The nation's top health officials told lawmakers on Wednesday that efforts to combat the spread of Zika would be severely hindered if they reject President Barack Obama's request for $1.9 billion in emergency funding. They also said any diversion of Ebola funds would set back work in West Africa.
Speaking before members of a House oversight subcommittee, Centers for Disease Control and Prevention Director Dr. Tom Frieden said the Ebola epidemic was not over in the countries most affected by the two-year outbreak. A total of more than 28,000 cases have been reported in Liberia, Guinea and Sierra Leone since the beginning of the epidemic, according the World Health Organization, resulting in more than 11,000 deaths.
Frieden said the CDC currently has 84 staffers in West Africa. He said labs there last month tested as many as 10,000 samples for signs of the Ebola.
In 2014, Congress approved more than $5 billion in emergency funding as part of a five-year plan to combat Ebola and improve preparedness for future infectious disease threats. He said resources have already been diverted from other diseases to address the Zika outbreak.
“We're already drastically scaling back the work we're doing on other diseases,” Frieden told committee members. “Without the supplemental funding, we won't be able to most effectively reduce the threat against pregnant women by learning more and doing more to protect them.”
Zika has been linked to a rise in reported cases of microcephaly, a neurological condition that's linked to babies being born with abnormally small heads.
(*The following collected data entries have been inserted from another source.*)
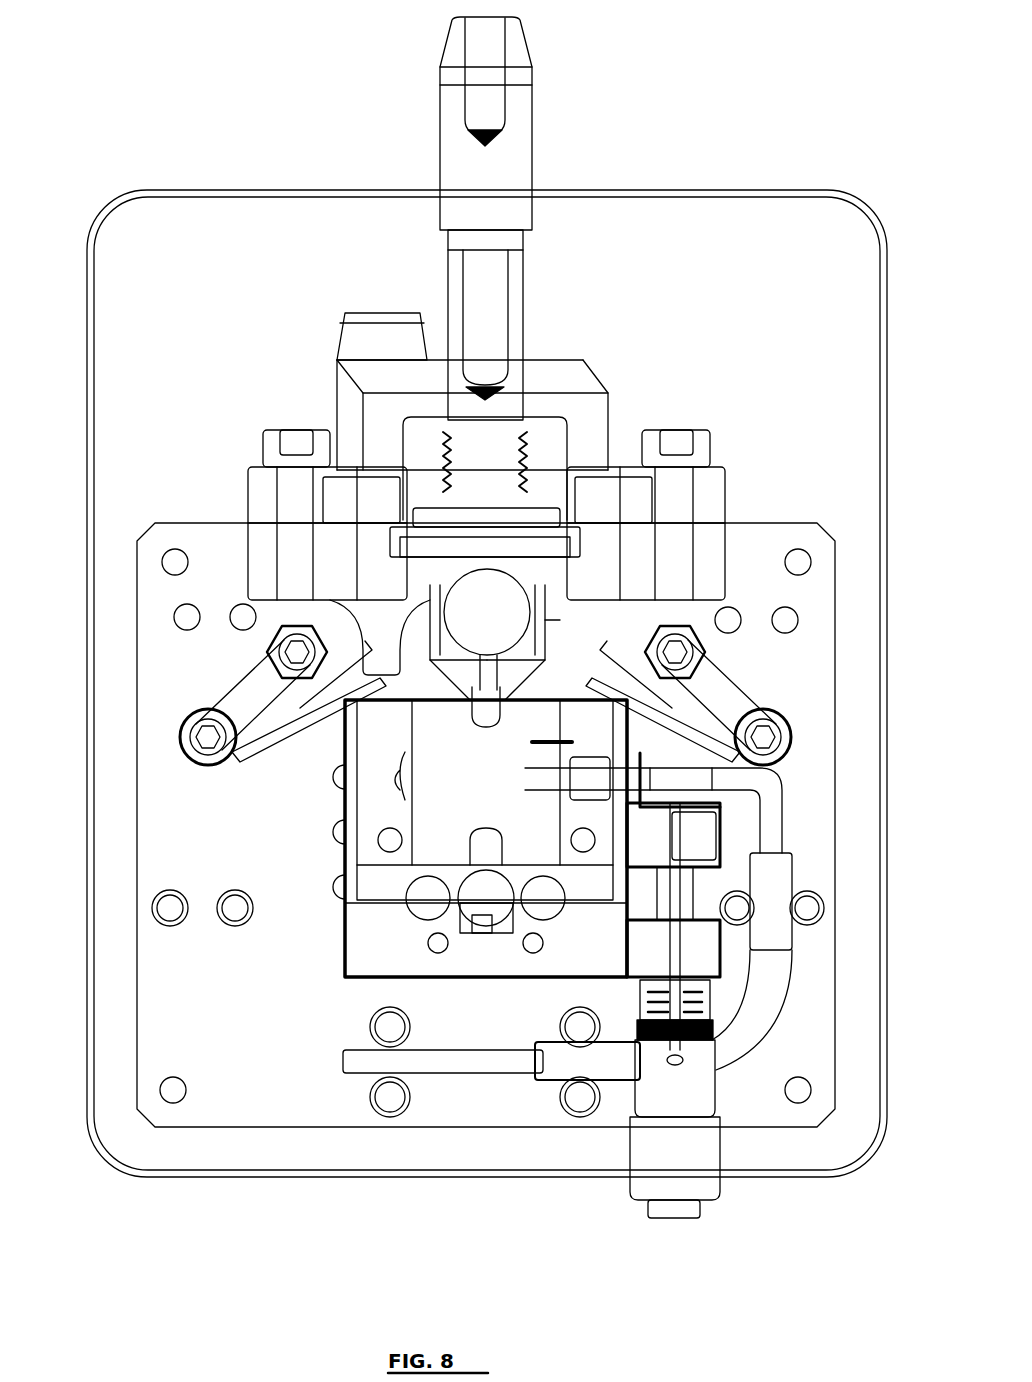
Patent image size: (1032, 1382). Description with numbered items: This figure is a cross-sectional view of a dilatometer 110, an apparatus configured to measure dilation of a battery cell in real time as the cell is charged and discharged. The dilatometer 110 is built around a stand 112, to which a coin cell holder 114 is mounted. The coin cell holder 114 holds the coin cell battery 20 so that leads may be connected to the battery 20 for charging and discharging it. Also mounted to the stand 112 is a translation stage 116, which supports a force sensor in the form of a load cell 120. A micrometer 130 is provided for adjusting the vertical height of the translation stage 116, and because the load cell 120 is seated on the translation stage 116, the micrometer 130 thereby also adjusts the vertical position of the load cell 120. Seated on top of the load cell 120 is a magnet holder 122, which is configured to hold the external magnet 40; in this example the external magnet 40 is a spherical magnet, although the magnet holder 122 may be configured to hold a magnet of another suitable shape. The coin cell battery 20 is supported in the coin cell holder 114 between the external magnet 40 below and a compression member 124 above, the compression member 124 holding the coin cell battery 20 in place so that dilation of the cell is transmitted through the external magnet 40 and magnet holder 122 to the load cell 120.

The dilatometer 110 is at (140, 84).
The stand 112 is at (90, 708).
The coin cell holder 114 is at (580, 536).
The translation stage 116 is at (373, 890).
The load cell 120 is at (430, 752).
The magnet holder 122 is at (528, 655).
The compression member 124 is at (510, 160).
The micrometer 130 is at (695, 1185).
The coin cell battery 20 is at (400, 546).
The external magnet 40 is at (510, 612).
More than 4,600 cases of microcephaly have been reported in Brazil since the start of the Zika outbreak there last year.
Dr. Anthony Fauci, director of the National Institute of Allergy and Infectious Diseases told lawmakers the vast majority of the $238 million meant to fund an Ebola vaccine has been spent toward those efforts. He said the estimated $9 million that remains will be used to continue testing the vaccine, which is in the late-stage trial phase.
“Quite frankly, we don't have any Ebola money to switch over,” Fauci said.
Fauci said the government is partnering with pharmaceutical firms to develop and produce a Zika vaccine. He expected a candidate to enter the first phase of clinical trials this fall. He said a lack of funding toward Zika could result in those efforts being delayed.
He said drug companies would likely pull out of efforts to produce a vaccine if there were no assurances that funding was available to finance the effort. “If it turns out we don't get the supplement, we will be viewed (by the drug companies) as an unreliable partner,” Fauci said.
Last week, the CDC reported it has tested 257 pregnant women for Zika since August, with a total of nine testing positive.
The agency announced that as many as 14 cases of infection could have happened through sexual contact. So far, two cases have been confirmed.
The CDC has flagged more than 30 destinations as areas dangerous for pregnant women or women looking to become pregnant.